Ferner ist der Senat auch nicht davon überzeugt, dass § 256a Abs. 3a SGB VI, soweit die danach anzuwendenden Anlagen 1 bis 16 des FRG in der Fassung vor Inkrafttreten des RRG 1992 – hier insbesondere die Anlagen 5 bis 11 - unterschiedliche Werte für Männer und Frauen bestimmen, gegen Art. 3 Abs. 2 und 3 des GG verstößt, wonach rechtliche Regelungen verboten sind, die allein an den Unterschied der Geschlechter anknüpfen. Angesichts des mit der einmaligen historischen Konstellation für den Gesetzgeber gegebenen Zwangs, bei der Ordnung von Massenerscheinungen zu typisieren, sieht der Senat die Ungleichbehandlung als gerechtfertigt an und bezieht sich hierzu auf die Rechtsprechung des BVerfG (Beschluss vom 26. Januar 1977 – 1 BvL 17/73 -, zitiert nach juris Rn. 40 ff.) zu § 22 Abs. 1 S. 1 FRG lit. b FRG in der bis zum 30. Juni 1990 geltenden Fassung, wonach rentenberechtigten Frauen niedrigere Verdienste zugeordnet wurden als Männern. Die vorstehende Regelung hat das BVerfG mit der auf § 256a Abs. 3a SGB VI entsprechend übertragbaren Erwägung für verfassungsgemäß erachtet, dass sie nicht allein und unmittelbar an den Unterschied der Geschlechter anknüpft, sondern in Konsequenz des Prinzips der Eingliederung ihr entscheidender Anknüpfungspunkt vielmehr in den Rechtsverhältnissen derjenigen Versicherten liegt, die ständig im Bundesgebiet oder in Berlin (West) lebten, denen die Rechtsverhältnisse der Vertriebenen und Flüchtlinge gleichgestellt werden sollten.

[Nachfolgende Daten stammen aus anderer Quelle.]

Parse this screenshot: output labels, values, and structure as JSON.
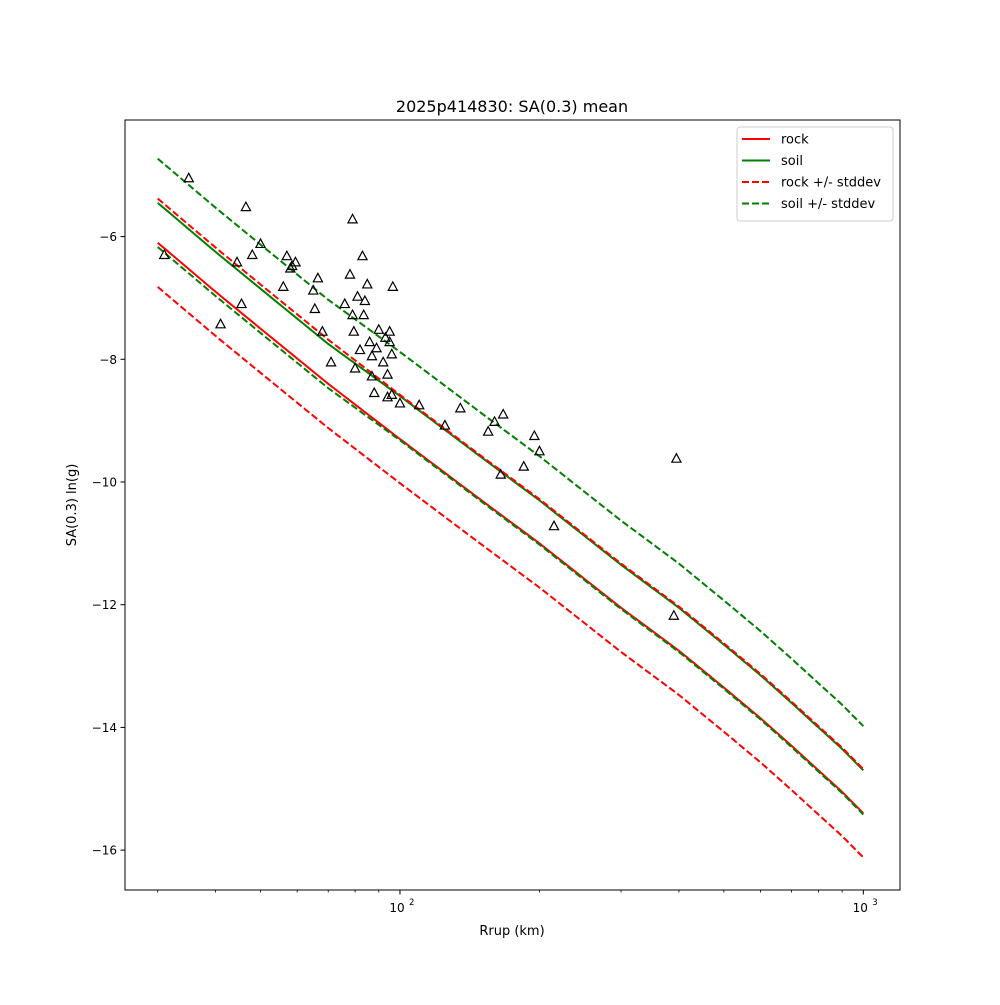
{
  "chart_data": {
    "type": "line",
    "title": "2025p414830: SA(0.3) mean",
    "xlabel": "Rrup (km)",
    "ylabel": "SA(0.3) ln(g)",
    "xscale": "log",
    "xlim": [
      25.5,
      1200
    ],
    "ylim": [
      -16.65,
      -4.1
    ],
    "grid": false,
    "legend_position": "top-right",
    "x_ticks": [
      {
        "value": 100,
        "label": "10",
        "exp": "2"
      },
      {
        "value": 1000,
        "label": "10",
        "exp": "3"
      }
    ],
    "y_ticks": [
      {
        "value": -6,
        "label": "−6"
      },
      {
        "value": -8,
        "label": "−8"
      },
      {
        "value": -10,
        "label": "−10"
      },
      {
        "value": -12,
        "label": "−12"
      },
      {
        "value": -14,
        "label": "−14"
      },
      {
        "value": -16,
        "label": "−16"
      }
    ],
    "series": [
      {
        "name": "rock",
        "color": "#ff0000",
        "dash": "solid",
        "x": [
          30,
          40,
          50,
          70,
          100,
          150,
          200,
          300,
          400,
          500,
          600,
          700,
          800,
          900,
          1000
        ],
        "y": [
          -6.1,
          -6.9,
          -7.5,
          -8.4,
          -9.3,
          -10.3,
          -11.0,
          -12.05,
          -12.75,
          -13.35,
          -13.85,
          -14.3,
          -14.7,
          -15.05,
          -15.4
        ]
      },
      {
        "name": "soil",
        "color": "#008000",
        "dash": "solid",
        "x": [
          30,
          40,
          50,
          70,
          100,
          150,
          200,
          300,
          400,
          500,
          600,
          700,
          800,
          900,
          1000
        ],
        "y": [
          -5.45,
          -6.25,
          -6.85,
          -7.75,
          -8.6,
          -9.6,
          -10.3,
          -11.35,
          -12.05,
          -12.65,
          -13.15,
          -13.6,
          -14.0,
          -14.35,
          -14.7
        ]
      },
      {
        "name": "rock +/- stddev",
        "color": "#ff0000",
        "dash": "dashed",
        "x": [
          30,
          40,
          50,
          70,
          100,
          150,
          200,
          300,
          400,
          500,
          600,
          700,
          800,
          900,
          1000
        ],
        "y": [
          -5.38,
          -6.18,
          -6.78,
          -7.68,
          -8.58,
          -9.58,
          -10.28,
          -11.33,
          -12.03,
          -12.63,
          -13.13,
          -13.58,
          -13.98,
          -14.33,
          -14.68
        ]
      },
      {
        "name": "",
        "color": "#ff0000",
        "dash": "dashed",
        "x": [
          30,
          40,
          50,
          70,
          100,
          150,
          200,
          300,
          400,
          500,
          600,
          700,
          800,
          900,
          1000
        ],
        "y": [
          -6.82,
          -7.62,
          -8.22,
          -9.12,
          -10.02,
          -11.02,
          -11.72,
          -12.77,
          -13.47,
          -14.07,
          -14.57,
          -15.02,
          -15.42,
          -15.77,
          -16.12
        ]
      },
      {
        "name": "soil +/- stddev",
        "color": "#008000",
        "dash": "dashed",
        "x": [
          30,
          40,
          50,
          70,
          100,
          150,
          200,
          300,
          400,
          500,
          600,
          700,
          800,
          900,
          1000
        ],
        "y": [
          -4.73,
          -5.53,
          -6.13,
          -7.03,
          -7.88,
          -8.88,
          -9.58,
          -10.63,
          -11.33,
          -11.93,
          -12.43,
          -12.88,
          -13.28,
          -13.63,
          -13.98
        ]
      },
      {
        "name": "",
        "color": "#008000",
        "dash": "dashed",
        "x": [
          30,
          40,
          50,
          70,
          100,
          150,
          200,
          300,
          400,
          500,
          600,
          700,
          800,
          900,
          1000
        ],
        "y": [
          -6.17,
          -6.97,
          -7.57,
          -8.47,
          -9.32,
          -10.32,
          -11.02,
          -12.07,
          -12.77,
          -13.37,
          -13.87,
          -14.32,
          -14.72,
          -15.07,
          -15.42
        ]
      }
    ],
    "observations": {
      "marker": "triangle",
      "x": [
        31,
        35,
        41,
        44.5,
        45.5,
        46.5,
        48,
        50,
        56,
        57,
        58,
        58.5,
        59.5,
        65,
        65.5,
        66.5,
        68,
        71,
        76,
        78,
        79,
        79,
        79.5,
        80,
        81,
        82,
        83,
        83.5,
        84,
        85,
        86,
        87,
        87,
        88,
        89,
        90,
        92,
        93,
        94,
        94,
        95,
        95,
        96,
        96,
        96.5,
        100,
        110,
        125,
        135,
        155,
        160,
        165,
        167,
        185,
        195,
        200,
        215,
        390,
        395
      ],
      "y": [
        -6.3,
        -5.05,
        -7.43,
        -6.42,
        -7.1,
        -5.52,
        -6.3,
        -6.12,
        -6.82,
        -6.32,
        -6.52,
        -6.48,
        -6.42,
        -6.88,
        -7.18,
        -6.68,
        -7.55,
        -8.05,
        -7.1,
        -6.62,
        -5.72,
        -7.28,
        -7.55,
        -8.15,
        -6.98,
        -7.85,
        -6.32,
        -7.28,
        -7.05,
        -6.78,
        -7.72,
        -7.95,
        -8.28,
        -8.55,
        -7.82,
        -7.52,
        -8.05,
        -7.65,
        -8.62,
        -8.25,
        -7.55,
        -7.72,
        -7.92,
        -8.58,
        -6.82,
        -8.72,
        -8.75,
        -9.08,
        -8.8,
        -9.18,
        -9.02,
        -9.88,
        -8.9,
        -9.75,
        -9.25,
        -9.5,
        -10.72,
        -12.18,
        -9.62
      ]
    }
  }
}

Zu einer derartigen Lösung war der Gesetzgeber jedenfalls deshalb befugt, weil ein außerordentliches Problem zu bewältigen war, das seinen Ursprung in historischen Vorgängen aus der Zeit vor der Entstehung der Bundesrepublik hatte (BVerfG, a.a.O., Rn. 44 ff.).
Eine Vorlage ans BVerfG nach Art. 100 Abs. 1 GG kommt deshalb nicht in Betracht.
Die Kostenentscheidung beruht auf § 193 SGG.
Gründe für die Zulassung der Revision nach § 160 Abs. 2 SGG liegen nicht vor.